Dämpfer für die EnBW im Streit um die Klärschlammverbrennungsanlage in Walheim (Kreis Ludwigsburg): Das RP Stuttgart untersagt vorgezogene Arbeiten weitgehend.
Ein Nein aus Stuttgart betrifft den Energiekonzern EnBW beim geplanten Bau einer Klärschlammverbrennungsanlage in Walheim. Das Karlsruher Unternehmen wollte vorzeitig mit naturschutzrechtlichen Untersuchungen auf seinem Walheimer Gelände beginnen, doch das Regierungspräsidium (RP) Stuttgart lehnte den Antrag weitgehend ab. Dies gab die Behörde am Donnerstag bekannt.

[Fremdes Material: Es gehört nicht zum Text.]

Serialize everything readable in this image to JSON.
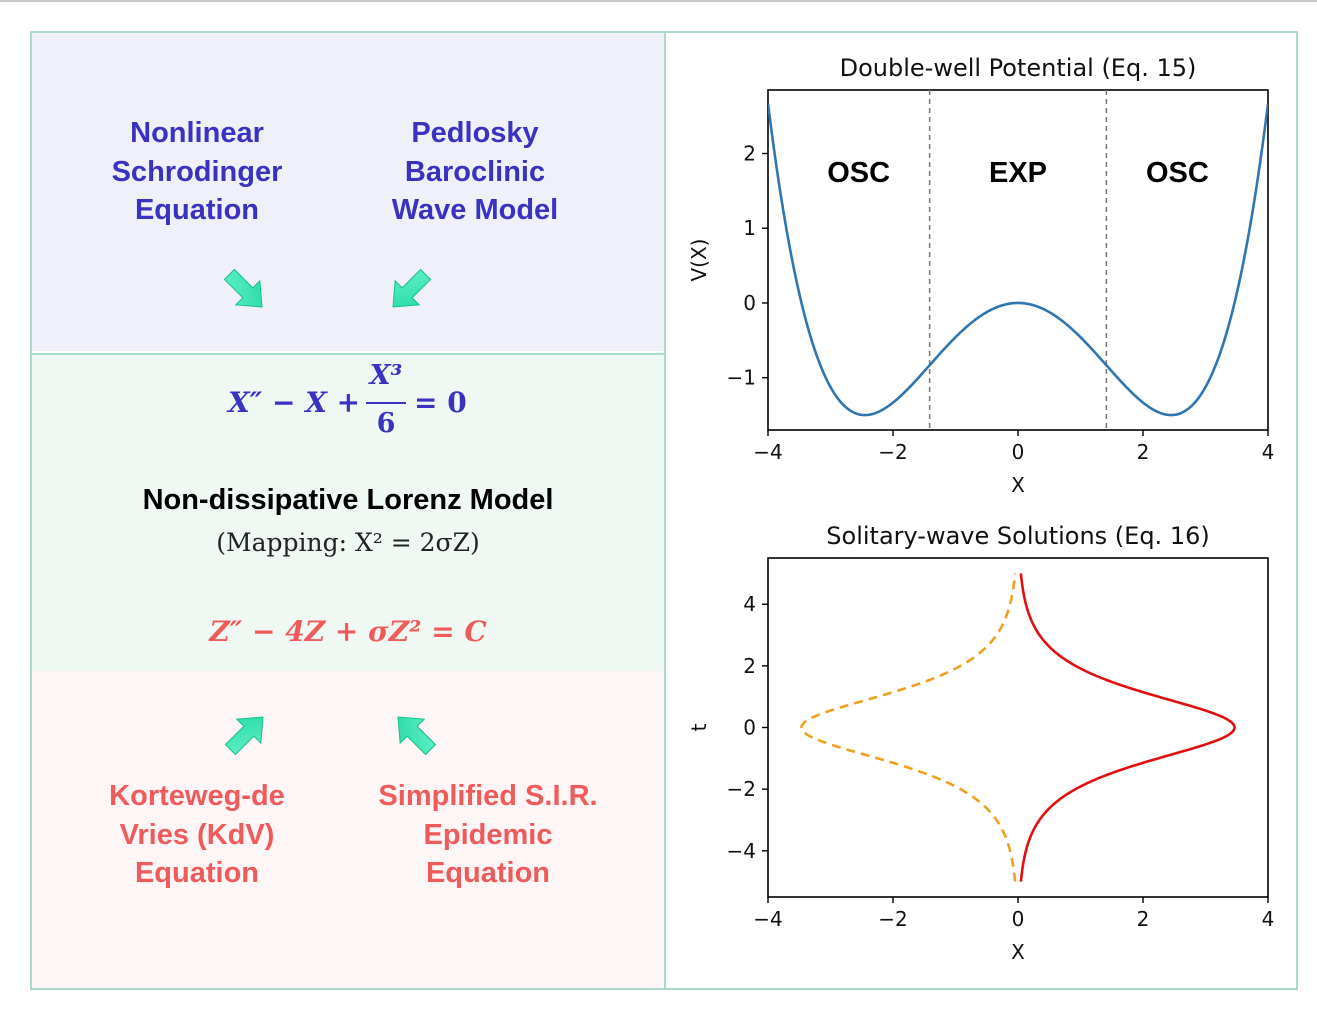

Eine endgültige Entscheidung über die der Verbrennungsanlage steht noch aus. Gegen das Projekt, bei dem jährlich 180 000 Tonnen Klärschlamm aus einem Radius von etwa 100 Kilometer an den Mittleren Neckar gekarrt werden sollen, laufen Anwohner, eine Bürgerinitiative und die betroffenen Kommunen Sturm. Das RP soll das umstrittene Projekt genehmigen, braucht dafür aber noch Zeit. Die Fronten sind so verhärtet, dass am Ende wohl der Verwaltungsgerichtshof (VGH) in Mannheim entscheiden muss.
Das aktuelle Nein bezieht sich nur auf einen Teilantrag. Die EnBW wollte schon jetzt Zaun- und Mauereidechsen umsetzen sowie Gehölze und Land-Schilfröhricht entnehmen. Das RP billigte aber nur das Umsetzen der Eidechsen. Bei seinem Nein habe die Behörde die Veränderungssperre zu berücksichtigen, die von der Gemeinde Walheim über das Gebiet gelegt worden war, heißt es in der Presseerklärung des Regierungspräsidiums. Die Eidechsen seien davon nicht betroffen. Die Pflanzen jedoch bleiben vorerst vor einer Rodung geschützt.
Das Regierungspräsidium gehe sehr sorgfältig vor, betonte eine Sprecherin. „Das haben wir auch nochmals im Erörterungstermin Ende Juni betont.“ Aus diesem Grund habe man den Antrag auf vorzeitigen Baubeginn für zwei der drei Maßnahmen abgelehnt, um vor der endgültigen Entscheidung über die Veränderungssperre durch den VGH sowie über den Bau des Klärschlammheizkraftwerkes „keine Fakten zu schaffen“.
Die EnBW hat laut RP gegen die Veränderungssperre beim Verwaltungsgerichtshof Baden-Württemberg in Mannheim ein Normenkontrollverfahren sowie einen Antrag auf Eilrechtsschutz gestellt.
Die Gegner der Initiative „Bürger im Neckartal“ hatten bereits im Juli gegen einen vorgezogenen Beginn protestiert. „Vorgezogene Baumaßnahmen könnten zum Beispiel die nachzuarbeitenden Ergebnisse der erforderlichen Bodenproben negativ beeinflussen“, hatte einer der BI-Sprecher, gesagt.
Die EnBW bedauert in einer Stellungnahme die Entscheidung des RP, respektiere sie aber. „Wir begrüßen, dass zumindest die Umsiedlung von Eidechsen genehmigt worden ist“, teilt ein Sprecher mit. Die EnBW blicke zuversichtlich auf das Verfahren.